June 19, 2023
Current News, by John Lubbock

Labour leader Sir Keir Starmer launched a new strategy to produce more clean energy at a speech in Scotland today.

Starmer said that “We’ve got to roll up our sleeves and start building things… the planning system, the skills shortages, the investor confidence, the grid.”

“We’re going to throw everything at this: planning reform, procurement, long-term finance, R&D, a strategic plan for skills and supply chains,” he added.

The plan includes three concrete steps:

  • To create a new National Wealth Fund
  • To reform the CfD scheme
  • To create a “new home-grown energy company… like Ørsted in Denmark and Vattenfall in Sweden”

Starmer said the new energy company, called Great British Energy, would be based in Scotland. The proposals are still somewhat short on detail, but the general outline of Labour’s manifesto pledges for a likely general election in 2024 are coming into focus. 

Starmer also committed Labour to “back carbon capture, let’s invest in hydrogen, nuclear, tidal energy, double onshore wind, treble solar power, quadruple offshore wind and insulate 19 million homes.”

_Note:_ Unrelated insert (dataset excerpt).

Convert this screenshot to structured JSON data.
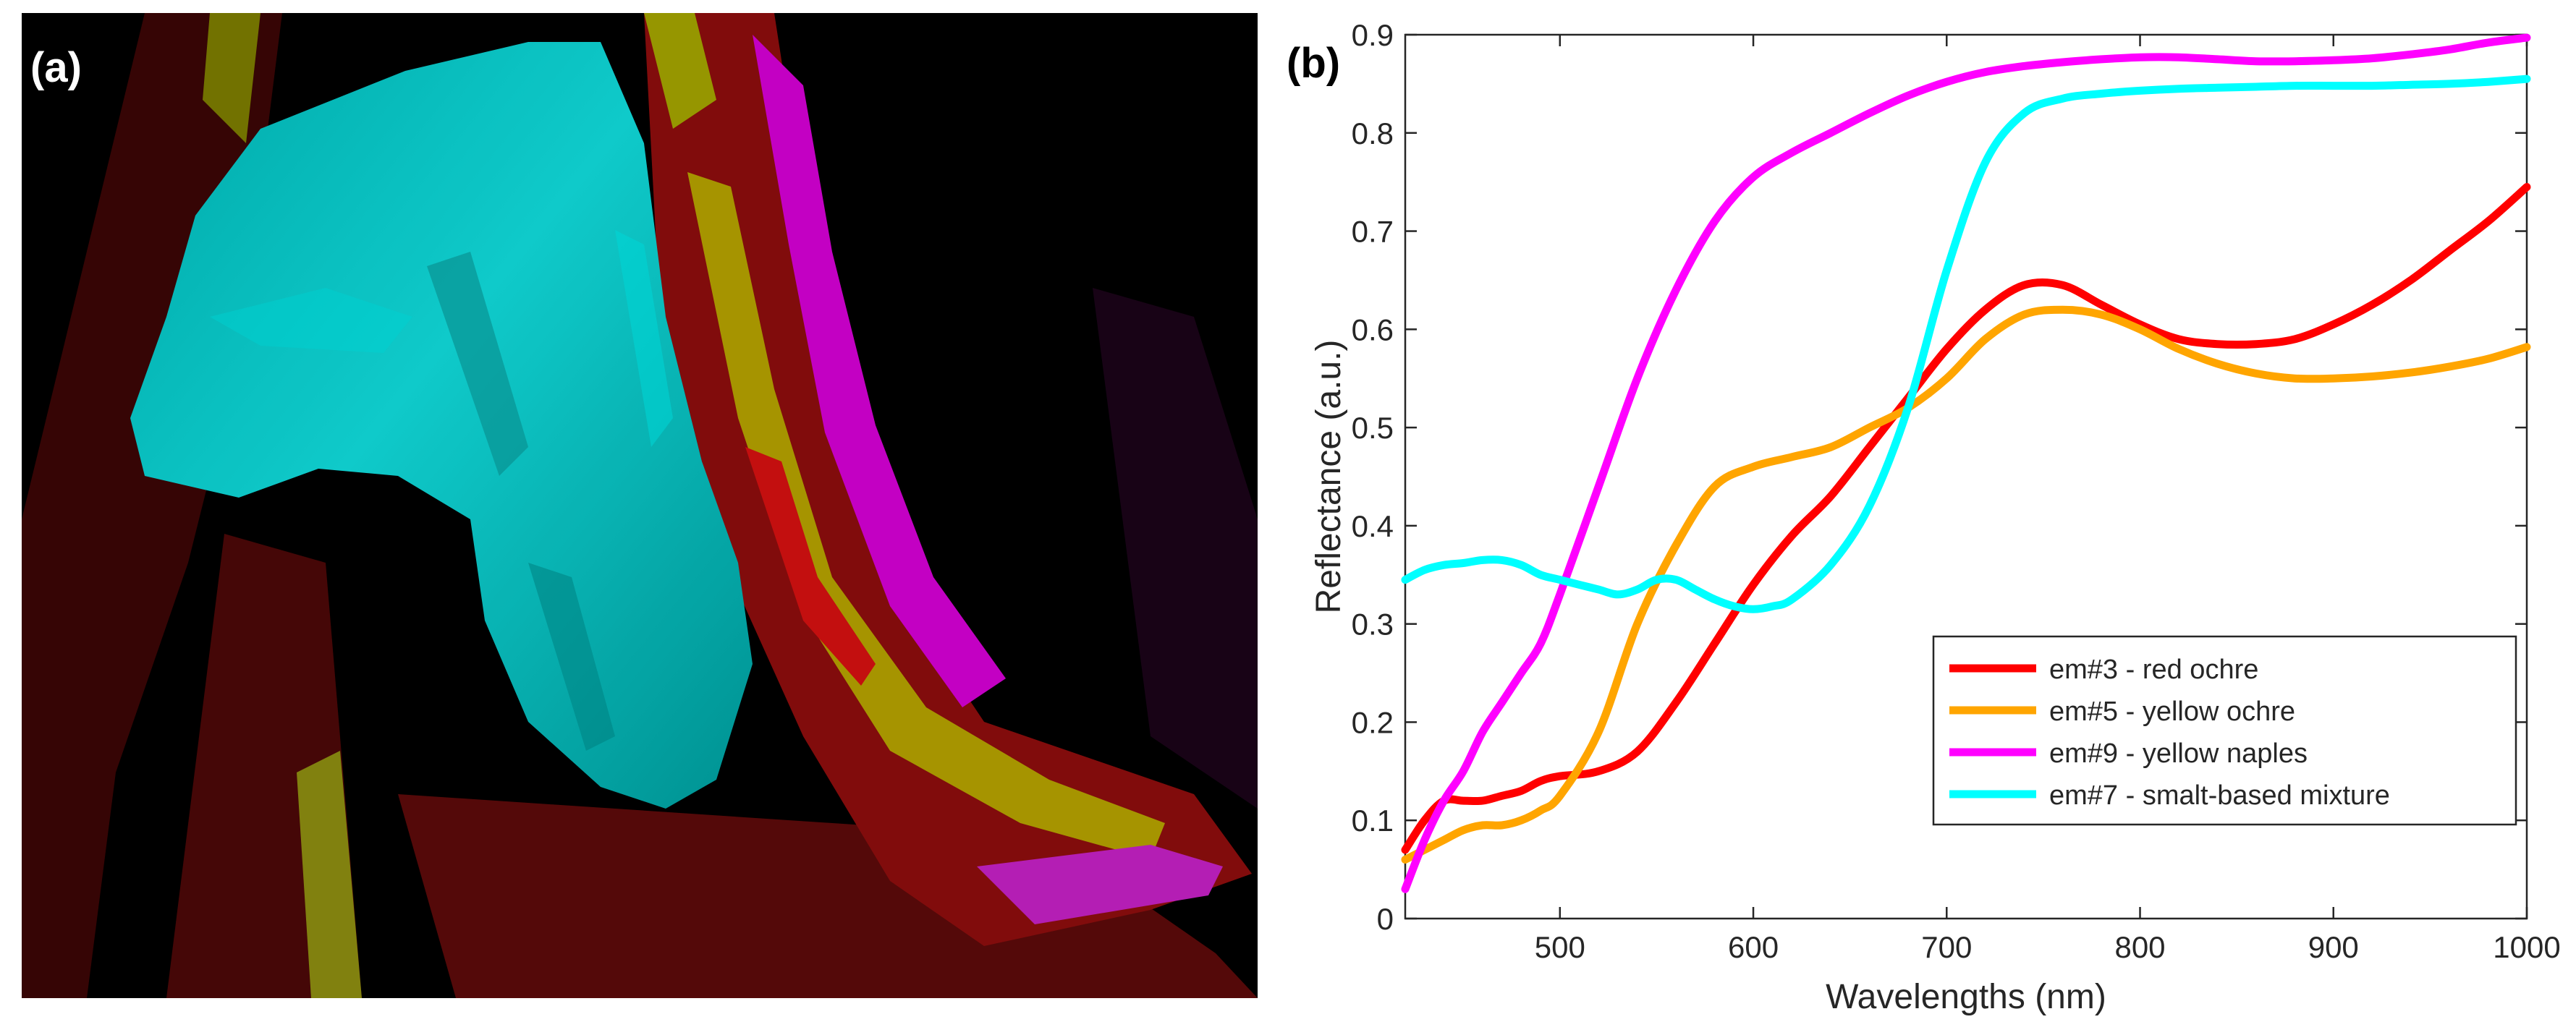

A number of organisations welcomed the proposals. Peter Chalkley, director of the Energy and Climate Intelligence Unit, said that there was now a “clear political consensus” to lift the ban on onshore wind by both Labour and the Conservatives, but “the question is how quickly this happens given bills are still high and the delay means less cheap onshore wind bringing down household costs”.

Chalkley said that while the US Inflation Reduction Act was already spurring work and investment in the US, “the UK’s response won’t be ready until the autumn.”

RenewableUK chief executive Dan McGrail said: “Overall, it’s clear that delivering Labour’s renewable energy ambitions will require considerable reforms to planning, grid development, regulatory frameworks and skills policy. We need to address these issues as a matter of urgency, so welcome clarity on them. We hope Labour will continue to engage with industry going forward, establishing a partnership approach to developing solutions which will maximise the economic benefits of the energy transition for communities throughout the UK”.

Greg Jackson, founder of Octopus Energy, said: “Building new clean energy like onshore wind, offshore wind and solar farms will not only help fight climate change, but reduce costs and increase national security. We’d love to see market reform so that customers benefit from this cheap energy.”

Sam Richards, founder and campaign director of campaign group Britain Remade, said: “It’s great news that Keir Starmer has put reforming our broken planning system at the heart of Labour’s plans to deliver the clean energy infrastructure that can cut our energy bills and create jobs across the country.

Richards welcomed Labour’s adoption of a number of recommendations proposed by Britain Remade in a recent report, “from ending the senseless ban on new onshore wind farms to speeding up the time it takes to get offshore wind farms up and running”.

Richards added that “the Labour leader’s speech was a huge step in the right direction, but he must remain committed to getting spades in the ground straight away if he becomes the next occupant of Downing Street.”

Lawrence Slade, chief executive of the Energy Networks Association (ENA), said: “We welcome Labour’s commitment to clean energy and their recognition of the need to work with businesses to ensure the skills and infrastructure are in place to deliver the electrification and hydrogen we need.”

“Our grids are the foundation of our country’s efforts to create a decarbonised, resilient energy system. We’re especially encouraged by proposals to speed up the planning system and unlock key projects. Anything which helps accelerate planning and ensures the delivery of critical energy infrastructure is positive in our eyes.”

Meanwhile, Solar Energy UK called the plans “ambitious”, and said that the intention to reform the Contracts for Difference (CfD) mechanism was “particularly welcomed by the solar industry.”

However, Labour’s commitments on climate change have been criticised recently as they seemed to walk back a number of previous pledges. Green Party of England and Wales deputy leader Zack Polanski criticised Labour for agreeing to honour any new oil and gas licenses awarded before the next election.

Meanwhile on June 9, Labour’s shadow chancellor Rachel Reeves scaled back the party’s plans to spend £28 billion a year on a green transition, telling BBC Radio 4: “The Tories have crashed our economy, and as a result interest rates have gone up 12 times, inflation is now at 8.7% and I’ve always said our fiscal rules are non-negotiable. Economic stability, financial stability, always has to come first and it will do with Labour”.